Yuppies keep coffee shops on the boil
Yuppies keep coffee shops on the boil
Grace Nirang, Reuters, Jakarta
Indonesian farmers may be fed up with the low prices they get for
their coffee but young people in the world's fourth most populous
country can not get enough of the trendy bean.
Farmers in the world's fourth largest producer desperately
want out of coffee, but plans are brewing in the big cities for
even more trendy cafes serving the stuff.
The Coffee Bean opened in one of Jakarta's glitziest malls in
January and the world's largest coffee chain, Starbucks, has
announced plans to expand into Indonesia.
Home-grown modern cafes with Italian or French names dot
almost every mall, although foreign coffee chains are just
entering the Indonesian market.
For investors, the draw is obvious: Indonesia's growing middle
and upper classes.
The world's most populous Muslim nation may still be in
crisis, but do not tell that to customers lounging at The Coffee
Bean (TCB) in upmarket Plaza Senayan in south Jakarta.
"Sure, the coffee is expensive, but it's the lifestyle that
we've bought," accountant Tri Wahyu Sampurno said, as he sipped
his tall mochachino.
There's a strong demand for "the modern yuppie lifestyle" and
drinking coffee is part of it, TCB managers say.
"The coffee business is booming.

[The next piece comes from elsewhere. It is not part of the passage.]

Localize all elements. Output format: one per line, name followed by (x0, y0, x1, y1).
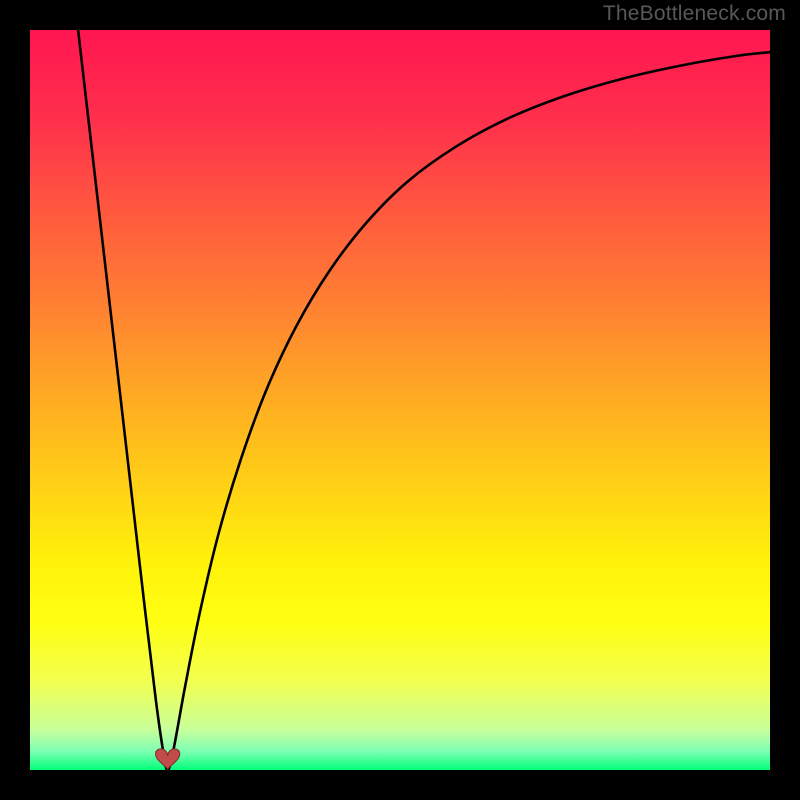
plot-background (30, 30, 770, 770)
chart-container: TheBottleneck.com (0, 0, 800, 800)
bottleneck-chart (0, 0, 800, 800)
attribution-text: TheBottleneck.com (603, 2, 786, 26)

It's a matter of getting the
right concepts and tapping into what the middle class wants,"
said Arifian Gustiandi, operations manager at TCB franchisee PT
Tiga Satu Tiga Dwima.
A regular mocha-ice-blended drink at TCB costs Rp 25,000
(US$2.69) -- more than a day's wage for the average Indonesian
factory worker.
Perth-based chain Dome opened its second outlet in Jakarta
last year, less than a year after starting up.
Lukman Hakim, assistant manager at TCB, said: "It's trendy to
be seen at our shop. It's not just the coffee, it's the idea of
drinking expensive coffee too."
Over the next five years, TCB plans nine more outlets in the
country's biggest cities.
Some may think that a touch ambitious for a vast archipelago
more accustomed to exporting its coffee than drinking it.
But there's no shortage of optimism in the sector.
"Indonesia has a strong coffee culture, but it has been much
more focused on the growing side. We hope we can contribute to
develop the local side of consumption, help convince the local
consumer that quality coffee tastes good," said a manager at
Starbucks's partner, Mitra Adiperkasa.
Yet Indonesia still has a long way to go before it can rival
Japan as Asia's largest coffee consumer.
Even before the economic crisis of the late 1990s, Indonesia's
annual domestic coffee consumption was just half a kg per person,
or about 120,000 tonnes every year.
The Indonesian Coffee Exporters' Association (AEKI) estimates
consumption at 100,000 tonnes, a slight recovery after hitting
80,000 tonnes at the worst point of the crisis in 1998.
Only a few years ago, consumption of gourmet blends was close
to non-existent.
But thanks to home-grown cafes that have mushroomed since the
late 1990s, many youngsters -- flush with pocket money from their
parents -- now prefer to drink cappuccinos, mochachinos and cafe
lattes rather than tea or colas.
For upwardly mobile professionals such as Sampurno, Jamaican
Blue Mountain and Sumatran Mandheling are names of gourmet beans,
not simply tourist resorts.
The irony is that TCB and Starbucks buy mostly arabica raw
beans from producing nations and process them in the United
States or elsewhere before bringing them back for sale at
inflated prices.
"So far, I see no positive impact from the producer side.
Those coffee chains serve imported beans, they rarely serve our
robustas," AEKI Executive Secretary Rachim Kartadibrata said.
The country's coffee output has been falling in the past three
years as weak prices -- robusta at 30-year lows last year --
deter farmers from planting coffee and maintaining plants.
Indonesian grade four robusta beans now sells at Rp 4,000/kg,
just enough to buy one kg of rice.
But the new coffee culture could bring a glimmer of hope to
domestic producers -- who grow 90 percent robusta and 10 percent
arabica -- through the possibility of a share of the growing
market, by encouraging consumption of domestic blends.
"We have a lot of gourmet varieties, some of them have never
even been heard of in the international market," said Litha
Brent, who runs Sulawesi-based CV Gumer trading house.
"Our good quality robustas have appealing and acceptable taste
characteristics... I don't see any reason why it can't be sold in
international chains," one trader said.